Like any normal person, I turn into the wise recovering chaosaholic in me and say, “Shut the hell up. You’re just beating yourself up. What matters is What Matters, and this little argument doesn’t matter. You prepared for the vacation, you put the quotes on your reading list to access offline, you read the quotes, you thought about them, you ‘whateverized’ them and they showed up. The rest is details. The fact is: you got this done on time and in time on ‘on budget’; don’t listen to the pot-stirrer, little Miss S-disturber. You rocked it. This is beyond ‘good enough’; you’re honoring the commitment you made and you’re doing it. Whether you’re writing every day isn’t the issue; you’re thinking more about deep stuff in 30 days than most people do in a lifetime and that is Work.”

So I win. The wise recovering chaosaholic reigns and the conflict between thinking and feeling is neutralized.

Do you do this to yourself? Do you have loved ones who do it to themselves? This negative self-talk that can take up an entire day or for some an entire lifetime and then we cycle back with guilt and then shame for the guilt and then we do something irrational (meaning unrelated) to move on from it?

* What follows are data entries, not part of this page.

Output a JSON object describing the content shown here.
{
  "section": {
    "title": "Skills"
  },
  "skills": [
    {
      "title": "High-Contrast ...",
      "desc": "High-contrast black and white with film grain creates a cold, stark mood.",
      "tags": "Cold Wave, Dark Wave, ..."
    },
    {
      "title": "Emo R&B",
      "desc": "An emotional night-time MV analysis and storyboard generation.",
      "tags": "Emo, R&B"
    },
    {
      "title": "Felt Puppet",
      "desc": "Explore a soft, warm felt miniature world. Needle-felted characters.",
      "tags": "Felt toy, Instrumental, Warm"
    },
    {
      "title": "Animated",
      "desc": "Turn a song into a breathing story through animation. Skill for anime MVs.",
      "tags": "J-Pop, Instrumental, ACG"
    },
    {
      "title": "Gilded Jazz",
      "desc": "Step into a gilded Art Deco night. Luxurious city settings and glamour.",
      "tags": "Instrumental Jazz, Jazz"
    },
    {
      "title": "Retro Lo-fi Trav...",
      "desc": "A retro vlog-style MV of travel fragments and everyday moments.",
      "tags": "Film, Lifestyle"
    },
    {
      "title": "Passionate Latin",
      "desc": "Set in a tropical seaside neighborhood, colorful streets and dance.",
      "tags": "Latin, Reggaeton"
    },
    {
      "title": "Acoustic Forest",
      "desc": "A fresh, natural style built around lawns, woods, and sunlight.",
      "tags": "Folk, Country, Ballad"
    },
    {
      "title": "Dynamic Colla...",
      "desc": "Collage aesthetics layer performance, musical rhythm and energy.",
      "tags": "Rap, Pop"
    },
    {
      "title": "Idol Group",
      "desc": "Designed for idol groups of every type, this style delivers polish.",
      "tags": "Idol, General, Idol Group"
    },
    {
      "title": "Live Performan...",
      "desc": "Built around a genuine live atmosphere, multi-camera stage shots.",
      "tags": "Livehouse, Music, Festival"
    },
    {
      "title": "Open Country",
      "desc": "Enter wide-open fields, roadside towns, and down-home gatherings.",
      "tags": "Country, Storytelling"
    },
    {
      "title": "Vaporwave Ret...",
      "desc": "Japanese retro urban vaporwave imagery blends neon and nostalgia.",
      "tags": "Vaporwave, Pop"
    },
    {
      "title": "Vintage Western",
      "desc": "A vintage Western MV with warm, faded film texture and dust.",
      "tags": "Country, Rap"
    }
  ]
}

On the way back from Canada, we listened to The Little Prince on CD. This year marks the book’s 70th anniversary. It was read by the amazing Viggo Mortensen, who does such an enviable job of getting into the Little Prince’s mind and thoughts and feelings. I remember seeing the book at my aunt’s house as a child and thinking it was for boys, so I never got interested in it. But now, having three boys as a mother, when I saw the copy at the Barnes & Noble (sorry, no indie bookstores near me) I scooped it up.

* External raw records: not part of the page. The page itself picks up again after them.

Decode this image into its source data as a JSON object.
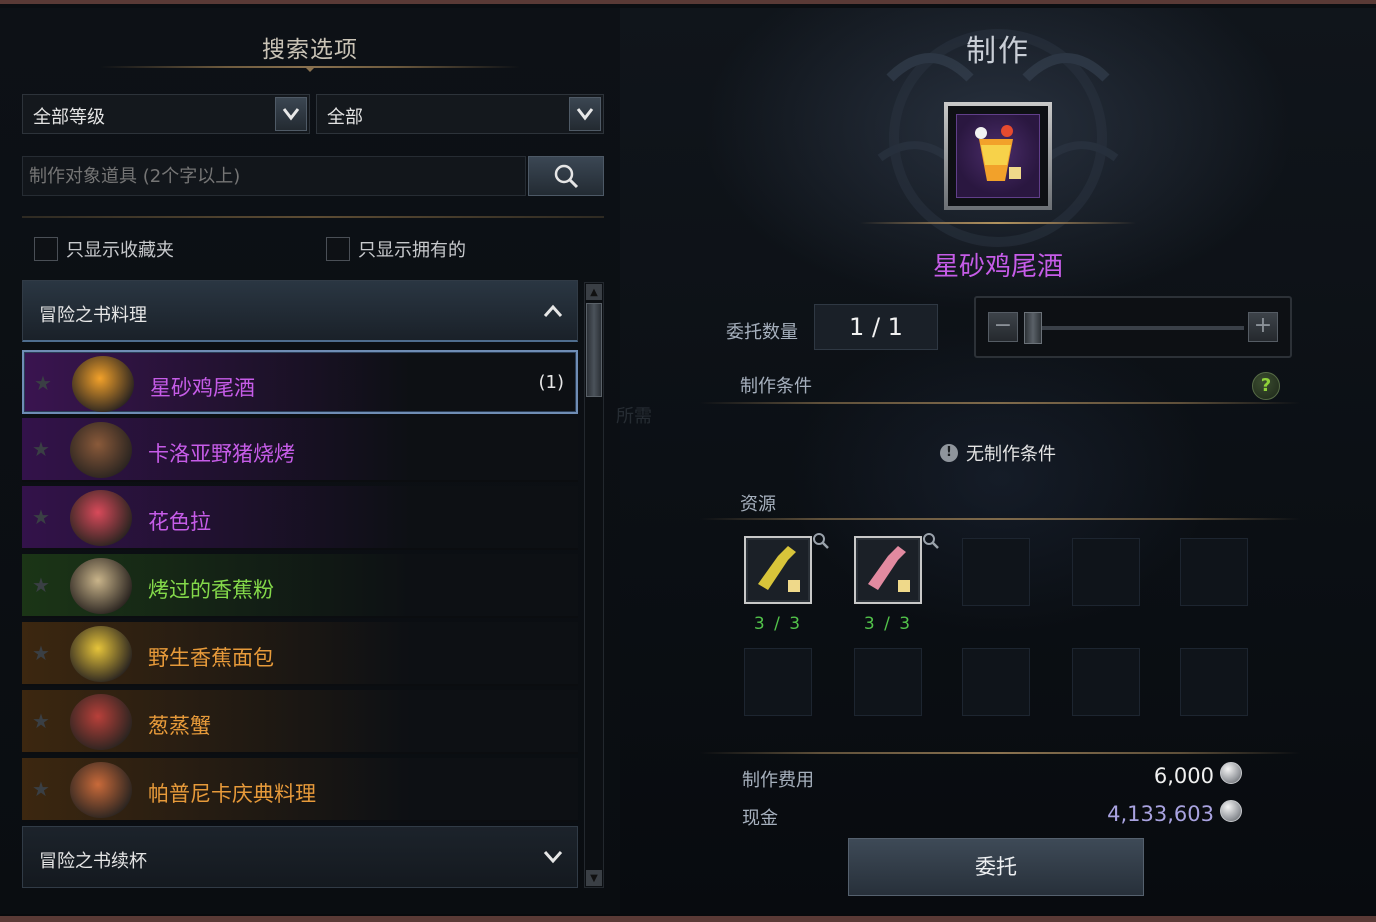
{
  "search": {
    "title": "搜索选项",
    "grade_dropdown": "全部等级",
    "type_dropdown": "全部",
    "placeholder": "制作对象道具 (2个字以上)",
    "only_favorites": "只显示收藏夹",
    "only_owned": "只显示拥有的"
  },
  "list": {
    "category_open": "冒险之书料理",
    "category_closed": "冒险之书续杯",
    "items": [
      {
        "name": "星砂鸡尾酒",
        "count": "(1)",
        "color": "#c65ce8",
        "bg": "#3a1450"
      },
      {
        "name": "卡洛亚野猪烧烤",
        "count": "",
        "color": "#c65ce8",
        "bg": "#33124a"
      },
      {
        "name": "花色拉",
        "count": "",
        "color": "#c65ce8",
        "bg": "#33124a"
      },
      {
        "name": "烤过的香蕉粉",
        "count": "",
        "color": "#84d94a",
        "bg": "#1b3516"
      },
      {
        "name": "野生香蕉面包",
        "count": "",
        "color": "#e79a3a",
        "bg": "#3c2710"
      },
      {
        "name": "葱蒸蟹",
        "count": "",
        "color": "#e79a3a",
        "bg": "#3c2710"
      },
      {
        "name": "帕普尼卡庆典料理",
        "count": "",
        "color": "#e79a3a",
        "bg": "#3c2710"
      }
    ]
  },
  "craft": {
    "title": "制作",
    "item_name": "星砂鸡尾酒",
    "qty_label": "委托数量",
    "qty_value": "1 / 1",
    "conditions_label": "制作条件",
    "no_conditions": "无制作条件",
    "resources_label": "资源",
    "resources": [
      {
        "count": "3 / 3",
        "icon": "yellow-bottle-icon"
      },
      {
        "count": "3 / 3",
        "icon": "pink-bottle-icon"
      }
    ],
    "cost_label": "制作费用",
    "cost_value": "6,000",
    "cash_label": "现金",
    "cash_value": "4,133,603",
    "commission_button": "委托",
    "faint_label": "所需"
  }
}
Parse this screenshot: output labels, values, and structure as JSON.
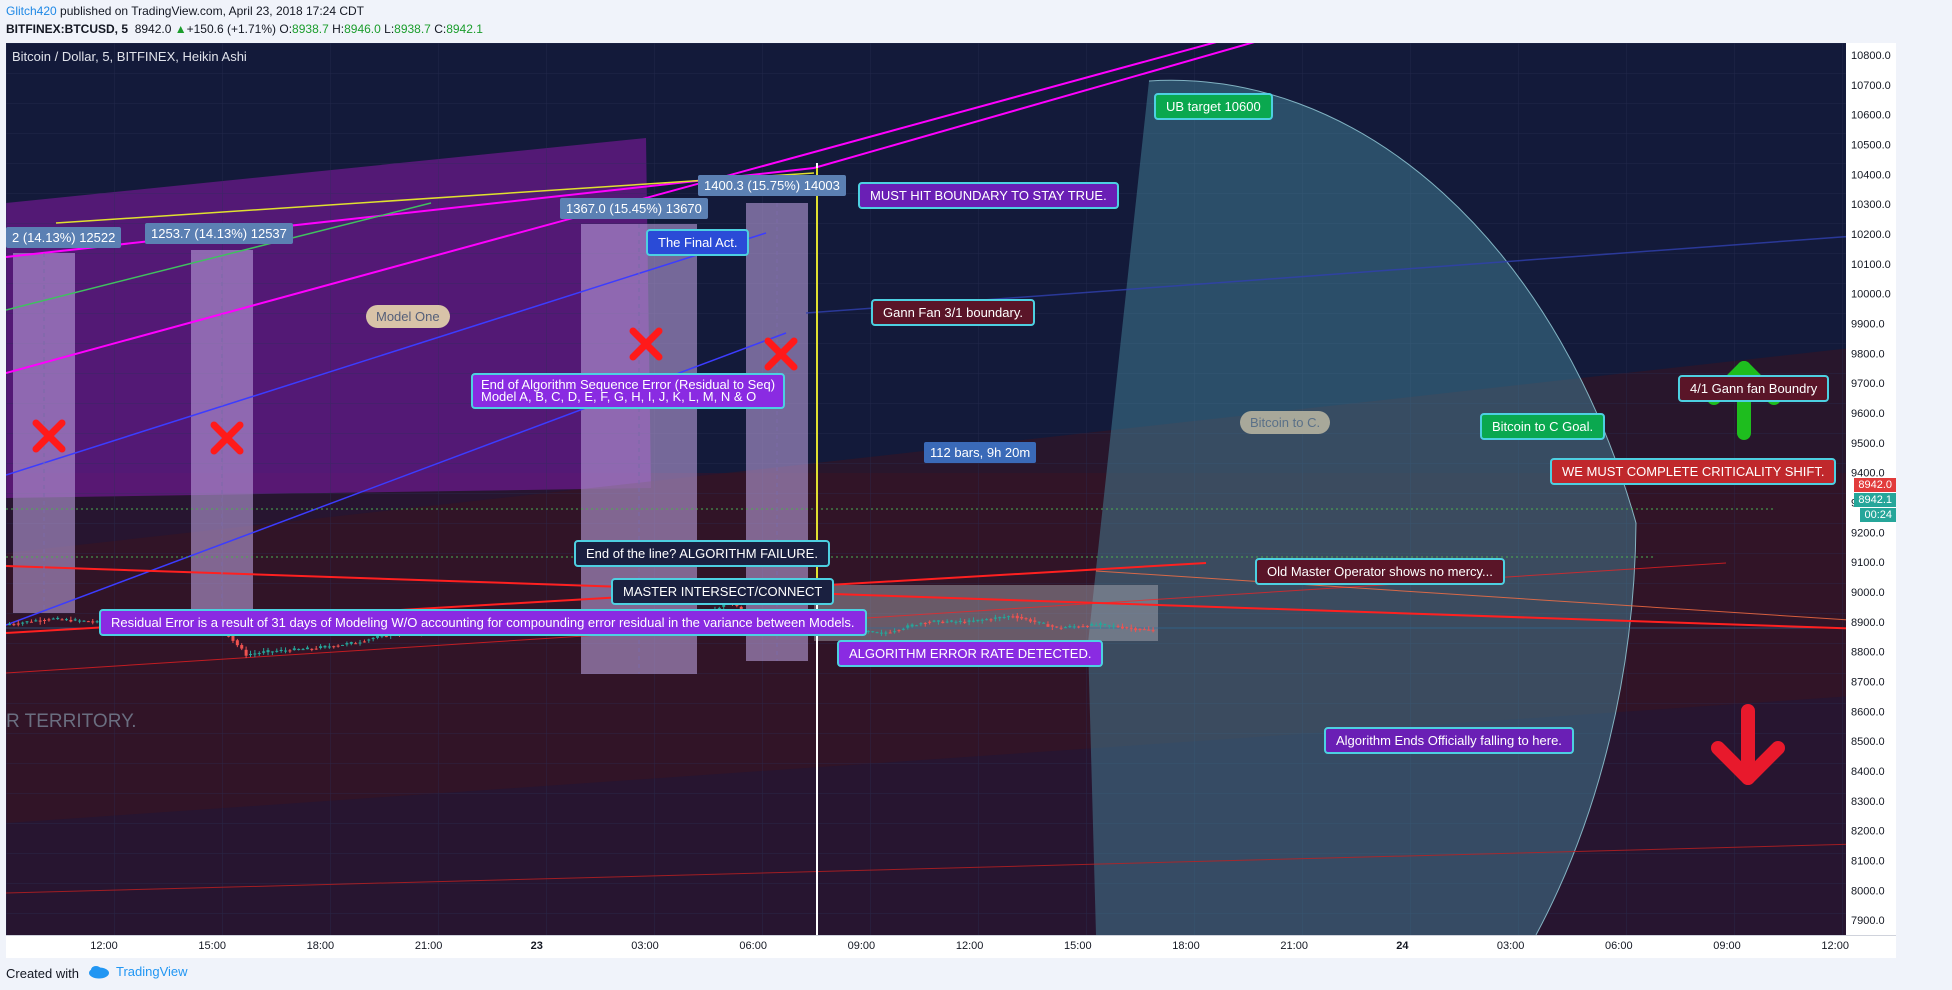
{
  "header": {
    "author": "Glitch420",
    "published": "published on TradingView.com, April 23, 2018 17:24 CDT",
    "symbol": "BITFINEX:BTCUSD, 5",
    "last": "8942.0",
    "change": "+150.6 (+1.71%)",
    "o_label": "O:",
    "o": "8938.7",
    "h_label": "H:",
    "h": "8946.0",
    "l_label": "L:",
    "l": "8938.7",
    "c_label": "C:",
    "c": "8942.1"
  },
  "chart_data": {
    "type": "candlestick",
    "title": "Bitcoin / Dollar, 5, BITFINEX, Heikin Ashi",
    "y_ticks": [
      7900,
      8000,
      8100,
      8200,
      8300,
      8400,
      8500,
      8600,
      8700,
      8800,
      8900,
      9000,
      9100,
      9200,
      9300,
      9400,
      9500,
      9600,
      9700,
      9800,
      9900,
      10000,
      10100,
      10200,
      10300,
      10400,
      10500,
      10600,
      10700,
      10800
    ],
    "x_ticks": [
      "12:00",
      "15:00",
      "18:00",
      "21:00",
      "23",
      "03:00",
      "06:00",
      "09:00",
      "12:00",
      "15:00",
      "18:00",
      "21:00",
      "24",
      "03:00",
      "06:00",
      "09:00",
      "12:00"
    ],
    "ylim": [
      7850,
      10840
    ],
    "price_path": [
      [
        0,
        8890
      ],
      [
        10,
        8910
      ],
      [
        20,
        8900
      ],
      [
        30,
        8870
      ],
      [
        40,
        8880
      ],
      [
        50,
        8870
      ],
      [
        55,
        8790
      ],
      [
        60,
        8800
      ],
      [
        70,
        8810
      ],
      [
        80,
        8830
      ],
      [
        85,
        8850
      ],
      [
        90,
        8860
      ],
      [
        100,
        8870
      ],
      [
        110,
        8890
      ],
      [
        120,
        8880
      ],
      [
        130,
        8860
      ],
      [
        140,
        8870
      ],
      [
        150,
        8900
      ],
      [
        160,
        8920
      ],
      [
        165,
        8970
      ],
      [
        170,
        8920
      ],
      [
        180,
        8900
      ],
      [
        190,
        8880
      ],
      [
        200,
        8860
      ],
      [
        210,
        8900
      ],
      [
        220,
        8900
      ],
      [
        230,
        8920
      ],
      [
        240,
        8880
      ],
      [
        250,
        8890
      ],
      [
        262,
        8870
      ]
    ],
    "current_price_labels": [
      "8942.0",
      "8942.1",
      "00:24"
    ]
  },
  "annotations": {
    "calc1": "2 (14.13%) 12522",
    "calc2": "1253.7 (14.13%) 12537",
    "calc3": "1367.0 (15.45%) 13670",
    "calc4": "1400.3 (15.75%) 14003",
    "ub_target": "UB target 10600",
    "must_hit": "MUST HIT BOUNDARY TO STAY TRUE.",
    "final_act": "The Final Act.",
    "gann31": "Gann Fan 3/1 boundary.",
    "model_one": "Model One",
    "end_algo_1": "End of Algorithm Sequence  Error (Residual to Seq)",
    "end_algo_2": "Model A, B, C, D, E, F, G, H, I, J, K, L, M, N & O",
    "bars_range": "112 bars, 9h 20m",
    "bitcoin_to_c": "Bitcoin to C.",
    "bitcoin_to_c_goal": "Bitcoin to C Goal.",
    "gann41": "4/1 Gann fan Boundry",
    "criticality": "WE MUST COMPLETE CRITICALITY SHIFT.",
    "end_line": "End of the line? ALGORITHM FAILURE.",
    "master_intersect": "MASTER INTERSECT/CONNECT",
    "residual_error": "Residual Error is a result of 31 days of Modeling W/O accounting for compounding error residual in the variance between Models.",
    "algo_error_rate": "ALGORITHM ERROR RATE DETECTED.",
    "old_master": "Old Master Operator shows no mercy...",
    "algo_ends": "Algorithm Ends Officially falling to here.",
    "territory": "R TERRITORY."
  },
  "footer": {
    "created_with": "Created with",
    "brand": "TradingView"
  },
  "colors": {
    "bg": "#131a3a",
    "magenta": "#ff00ff",
    "up_candle": "#26a69a",
    "down_candle": "#ef5350",
    "teal_arc": "#5fa7b8"
  }
}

There’s a part in the book where the little prince visits seven planets and each one was inhabited by at least one man whom he happened to meet. All the men on the planets seemingly represented by the seven deadly sins and the one that kept striking me throughout the story was the “drunkard” (who probably represented gluttony); which “plunged the little prince into a deep depression.”

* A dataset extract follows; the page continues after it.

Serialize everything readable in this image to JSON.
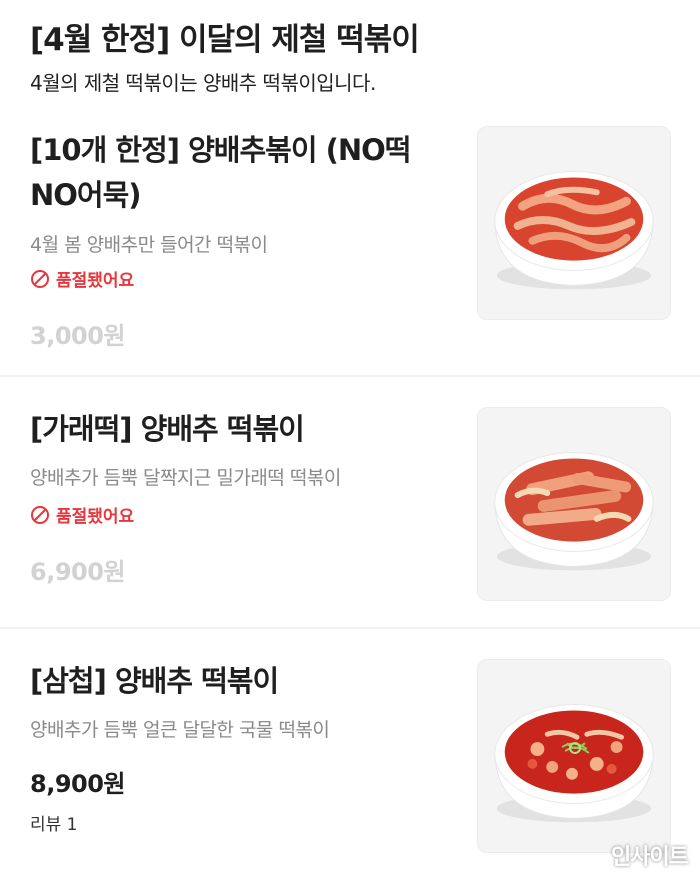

“What are you doing there?” he asked the drunkard, whom he found sitting in silence before a collection of empty bottles and a collection of full ones.
“Drinking” replied the drunkard, with a gloomy expression.
“Why are you drinking?” the little prince asked.
“To forget,” replied the drunkard.
“To forget what?” inquired the little prince, who was already beginning to feel sorry for him.
“To forget that I’m ashamed,” confessed the drunkard, hanging his head.
“What are you ashamed of?” inquired the little prince, who wanted to help.
“Of drinking!” concluded the drunkard, withdrawing into silence for good. And the little prince went on his way, puzzled.

I think this attracted me so much because I know that shame. I know that feeling of hopelessness and sadness and the need to ‘forget.’ But this quote of Jung’s, about wisdom tells me this: don’t try to forget. Try to learn from what you are ashamed of, try to learn from the feeling of shame and sit with it and honestly ask yourself, as the little prince did, “why are you trying to forget it?” Instead: turn into it, pick it apart and examine all its folds and in those folds we will see things we hadn’t before; we will have a truer understanding of what makes us tick. We will have wisdom.

Thank you.

ps – I was afraid of this quote when I looked at it last night; I was afraid I’d not be able to do it justice. But as usual, it wrote itself today. The vacation was good. I will try to remember this post for awhile. Staying in a place of shame because of the standards we brace ourselves against certainly doesn’t help us forget it. And forgetting does us no good; we can’t learn.